Export summary of multiple regressions from list
I have a list of multiple regressions completed via this code using the standard dataset mtcars
.
models <- lapply(paste("mpg", names(mtcars)[-1], sep = "~"), formula)
res.models <- lapply(models, FUN = function(x) {summary(lm(formula = x, data = mtcars))})
names(res.models) <- paste("mpg", names(mtcars)[-1], sep = "~")
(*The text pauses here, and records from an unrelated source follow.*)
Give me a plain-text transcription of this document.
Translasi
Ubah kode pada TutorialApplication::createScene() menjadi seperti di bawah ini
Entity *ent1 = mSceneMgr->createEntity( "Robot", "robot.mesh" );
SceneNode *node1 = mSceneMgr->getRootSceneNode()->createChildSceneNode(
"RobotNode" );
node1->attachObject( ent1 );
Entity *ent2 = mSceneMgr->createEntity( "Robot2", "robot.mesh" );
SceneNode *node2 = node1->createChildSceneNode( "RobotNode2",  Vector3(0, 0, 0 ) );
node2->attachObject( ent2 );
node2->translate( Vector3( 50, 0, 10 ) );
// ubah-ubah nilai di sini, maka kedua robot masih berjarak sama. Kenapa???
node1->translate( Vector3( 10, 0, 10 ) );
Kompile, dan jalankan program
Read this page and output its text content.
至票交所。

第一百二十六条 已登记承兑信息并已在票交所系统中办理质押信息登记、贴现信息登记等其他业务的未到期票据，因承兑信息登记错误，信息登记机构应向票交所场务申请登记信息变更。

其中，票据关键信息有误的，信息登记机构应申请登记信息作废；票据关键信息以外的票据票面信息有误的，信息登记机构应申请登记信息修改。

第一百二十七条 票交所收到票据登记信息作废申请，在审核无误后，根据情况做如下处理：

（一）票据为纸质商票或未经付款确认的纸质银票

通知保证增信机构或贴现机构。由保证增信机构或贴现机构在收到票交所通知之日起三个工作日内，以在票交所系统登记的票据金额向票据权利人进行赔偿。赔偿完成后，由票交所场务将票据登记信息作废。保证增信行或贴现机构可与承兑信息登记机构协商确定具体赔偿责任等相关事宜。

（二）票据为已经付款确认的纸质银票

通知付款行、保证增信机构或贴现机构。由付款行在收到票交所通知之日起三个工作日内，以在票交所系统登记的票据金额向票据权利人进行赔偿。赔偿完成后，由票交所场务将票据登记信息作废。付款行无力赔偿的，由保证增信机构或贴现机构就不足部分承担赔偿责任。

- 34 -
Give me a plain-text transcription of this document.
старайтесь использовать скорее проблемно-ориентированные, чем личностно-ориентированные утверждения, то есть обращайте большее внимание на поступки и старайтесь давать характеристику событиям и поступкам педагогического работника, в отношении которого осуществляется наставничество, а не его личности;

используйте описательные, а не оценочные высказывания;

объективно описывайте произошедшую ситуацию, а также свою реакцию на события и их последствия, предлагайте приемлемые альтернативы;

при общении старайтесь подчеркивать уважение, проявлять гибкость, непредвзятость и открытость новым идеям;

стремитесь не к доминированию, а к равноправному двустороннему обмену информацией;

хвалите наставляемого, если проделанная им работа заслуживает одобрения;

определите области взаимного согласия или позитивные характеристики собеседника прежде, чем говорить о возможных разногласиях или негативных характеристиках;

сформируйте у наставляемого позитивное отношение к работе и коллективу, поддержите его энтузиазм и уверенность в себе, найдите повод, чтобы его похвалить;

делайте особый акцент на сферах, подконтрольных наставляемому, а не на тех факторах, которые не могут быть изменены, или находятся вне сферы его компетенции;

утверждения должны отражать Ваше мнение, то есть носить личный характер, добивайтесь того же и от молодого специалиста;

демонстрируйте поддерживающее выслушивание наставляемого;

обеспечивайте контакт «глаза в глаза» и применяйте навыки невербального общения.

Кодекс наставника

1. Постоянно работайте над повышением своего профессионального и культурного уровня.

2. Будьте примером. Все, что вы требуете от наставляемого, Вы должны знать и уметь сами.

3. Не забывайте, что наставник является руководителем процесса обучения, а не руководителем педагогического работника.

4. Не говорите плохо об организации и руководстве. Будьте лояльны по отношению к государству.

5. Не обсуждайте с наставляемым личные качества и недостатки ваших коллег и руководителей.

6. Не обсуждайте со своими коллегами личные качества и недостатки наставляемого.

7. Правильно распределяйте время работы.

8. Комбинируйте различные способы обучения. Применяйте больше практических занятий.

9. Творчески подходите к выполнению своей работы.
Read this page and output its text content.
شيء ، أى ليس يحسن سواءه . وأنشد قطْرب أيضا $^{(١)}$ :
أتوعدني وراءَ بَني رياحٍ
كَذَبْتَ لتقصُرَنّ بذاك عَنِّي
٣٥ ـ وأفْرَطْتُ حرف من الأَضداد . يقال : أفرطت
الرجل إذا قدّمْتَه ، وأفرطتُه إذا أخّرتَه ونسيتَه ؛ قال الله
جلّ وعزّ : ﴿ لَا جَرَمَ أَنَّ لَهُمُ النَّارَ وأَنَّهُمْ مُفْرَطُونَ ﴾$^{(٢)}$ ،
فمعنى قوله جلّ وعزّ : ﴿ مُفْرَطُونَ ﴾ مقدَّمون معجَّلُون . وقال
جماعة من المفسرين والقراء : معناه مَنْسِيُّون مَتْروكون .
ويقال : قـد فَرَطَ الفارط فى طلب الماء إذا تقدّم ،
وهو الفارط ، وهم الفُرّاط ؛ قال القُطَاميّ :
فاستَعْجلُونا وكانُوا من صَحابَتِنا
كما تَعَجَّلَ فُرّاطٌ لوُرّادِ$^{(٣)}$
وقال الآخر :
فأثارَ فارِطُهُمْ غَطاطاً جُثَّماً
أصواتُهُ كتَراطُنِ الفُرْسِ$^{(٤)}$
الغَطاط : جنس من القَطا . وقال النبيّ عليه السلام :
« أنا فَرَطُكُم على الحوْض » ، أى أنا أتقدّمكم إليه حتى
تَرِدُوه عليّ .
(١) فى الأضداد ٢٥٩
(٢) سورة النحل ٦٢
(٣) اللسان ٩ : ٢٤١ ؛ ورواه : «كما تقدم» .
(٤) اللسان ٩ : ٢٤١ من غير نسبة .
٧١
Where I now have a list of multiple regressions against the first column "mpg". From here I am trying to export certain summary statistics such as; intercept, coefficient and r.squared.
I have tried using a loop which I've included below.
for (i in 1:length(res.models))
{
res <- res.models[[i]]
res_bound <- NULL
intercept <- res$coefficients[1]
coef <- res$coefficients[2]
r <- res$r.squared
res_bound <- cbind(intercept, coef, r)
}
Although this gets me a dataframe
it only includes the results from the last regression model, a 1 row by 3 column dataframe
. Furthermore, I would like to have the "terms" of each regression in the table to distinguish between which model I am looking at (eg mpg vs cyl or mpg vs hp).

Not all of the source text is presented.